Cameron's 'one nation' mission to improve life chances for all
The PM will set out his plan for extending opportunity in Britain, with stronger families, improved education and a welfare system that helps people into work.
In a key note speech, the Prime Minister will say there was a persistent failure by previous governments to deal with stalled social mobility and a lack of economic opportunity for many people.
Mr Cameron will say that dealing with this issue and improving people’s life chances will be central to his approach to the next 5 years in government and a key aim of his ‘one nation’ ideal.
The Prime Minister, David Cameron, will say:
Today I want to make a bigger, and deeper, argument about how we realise the ‘one nation’ ideal and help everyone achieve their full potential. When it comes to extending opportunity – there is a right track and a wrong track.
The right track is to recognise the causes of stalled social mobility and a lack of economic opportunity. Family breakdown. Debt. Addiction. Poor schools. Lack of skills. Unemployment. People capable of work, written off to a lifetime on benefits.
Recognise those causes, and the solutions follow. Strong families that give children the best start in life. A great education system that helps everyone get on. A welfare system that encourages work – well paid work.
These are the drivers of opportunity – and we need to extend them. The wrong track though, is to ignore the causes, and simply treat the symptoms of the social and economic problems we face.
Take for example the complacency in how we approach the crucial issue of low pay. There is what I would call a merry-go-round. People working on the minimum wage having that money taxed by the government and then the government giving them that money back – and more - in welfare.
Again, it’s dealing with the symptoms of the problem - topping up low pay rather than extending the drivers of opportunity – helping to create well paid jobs in the first place.
So this is the change we need. We need to move from a low wage, high tax, high welfare society to a higher wage, lower tax, lower welfare society.
I am proud that in the past 5 years, we have begun to turn the tide on the failed approach. We’ve put strengthening families, reforming education and transforming welfare at the heart of what we have been doing. But in the next 5 years we have to go so much further – and that begins by recognising something really fundamental.
So many of our country’s efforts to extend opportunity have been undermined by a tolerance of government failure. The failure to look after children in care. The tolerance of sink schools that have failed one generation after another. An acceptance of long-term unemployment among hard-to-reach individuals.
We have to end the complacency that has sometimes infected our national life, that says some problems are too big, and we can put up with second best.
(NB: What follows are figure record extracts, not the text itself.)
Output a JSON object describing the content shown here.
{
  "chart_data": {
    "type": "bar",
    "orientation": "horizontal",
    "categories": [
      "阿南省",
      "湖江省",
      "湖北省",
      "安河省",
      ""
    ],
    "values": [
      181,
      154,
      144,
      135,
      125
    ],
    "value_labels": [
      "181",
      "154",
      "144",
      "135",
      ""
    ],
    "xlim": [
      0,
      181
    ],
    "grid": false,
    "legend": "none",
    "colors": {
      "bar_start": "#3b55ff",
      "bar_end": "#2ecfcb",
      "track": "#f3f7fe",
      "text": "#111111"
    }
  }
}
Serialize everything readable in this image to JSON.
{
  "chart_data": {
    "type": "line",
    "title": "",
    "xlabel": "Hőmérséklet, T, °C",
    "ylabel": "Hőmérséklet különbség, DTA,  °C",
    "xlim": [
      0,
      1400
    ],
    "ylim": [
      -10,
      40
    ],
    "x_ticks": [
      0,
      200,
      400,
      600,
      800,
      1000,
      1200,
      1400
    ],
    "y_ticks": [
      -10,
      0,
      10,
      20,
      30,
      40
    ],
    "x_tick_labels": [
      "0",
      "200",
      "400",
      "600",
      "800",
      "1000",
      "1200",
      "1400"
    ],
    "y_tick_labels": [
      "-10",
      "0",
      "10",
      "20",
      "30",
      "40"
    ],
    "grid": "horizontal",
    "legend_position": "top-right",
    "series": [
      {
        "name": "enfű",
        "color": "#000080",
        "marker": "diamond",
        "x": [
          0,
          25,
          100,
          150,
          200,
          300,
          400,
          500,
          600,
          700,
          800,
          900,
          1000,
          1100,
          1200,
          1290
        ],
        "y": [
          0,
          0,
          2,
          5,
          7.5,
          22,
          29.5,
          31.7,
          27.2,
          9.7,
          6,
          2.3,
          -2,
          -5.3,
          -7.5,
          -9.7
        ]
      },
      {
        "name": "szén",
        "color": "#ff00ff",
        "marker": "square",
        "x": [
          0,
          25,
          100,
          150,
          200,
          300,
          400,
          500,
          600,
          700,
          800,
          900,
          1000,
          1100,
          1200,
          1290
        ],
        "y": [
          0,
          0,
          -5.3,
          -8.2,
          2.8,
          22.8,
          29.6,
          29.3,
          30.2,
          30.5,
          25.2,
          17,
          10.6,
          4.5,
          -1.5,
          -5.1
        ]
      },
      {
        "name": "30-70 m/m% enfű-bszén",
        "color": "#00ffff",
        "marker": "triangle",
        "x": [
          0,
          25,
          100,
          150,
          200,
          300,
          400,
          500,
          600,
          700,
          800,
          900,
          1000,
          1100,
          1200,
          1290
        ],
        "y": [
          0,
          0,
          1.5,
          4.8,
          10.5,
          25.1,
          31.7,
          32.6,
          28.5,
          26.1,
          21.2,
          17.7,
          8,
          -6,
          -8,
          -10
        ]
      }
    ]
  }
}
For me, when it comes to extending opportunity, the next five years will be about a complete intolerance of this government failure.
The Prime Minister will set out 3 key strands of work:
Stronger families
The government will continue to bring forward action to support parents with more childcare, flexible working and relationship support, alongside more action to speed up the adoption process and expand the Troubled Families programme to help 400,000 families over the next 5 years.
First-class education
There will be a zero tolerance of failing schools with legislative action and a new focus on ‘coasting schools’ – those regarded as requiring improvement – that will require standards to be turned round or the school to be turned into an academy.
Well-paid jobs
From October 2015, the value of the minimum wage will go up to £6.70. And the government will increase personal tax threshold to £12,500 over the next 5 years. As the economy recovers the government will go further, while continuing to take action on welfare to ensure work is always a better option to a life on benefits.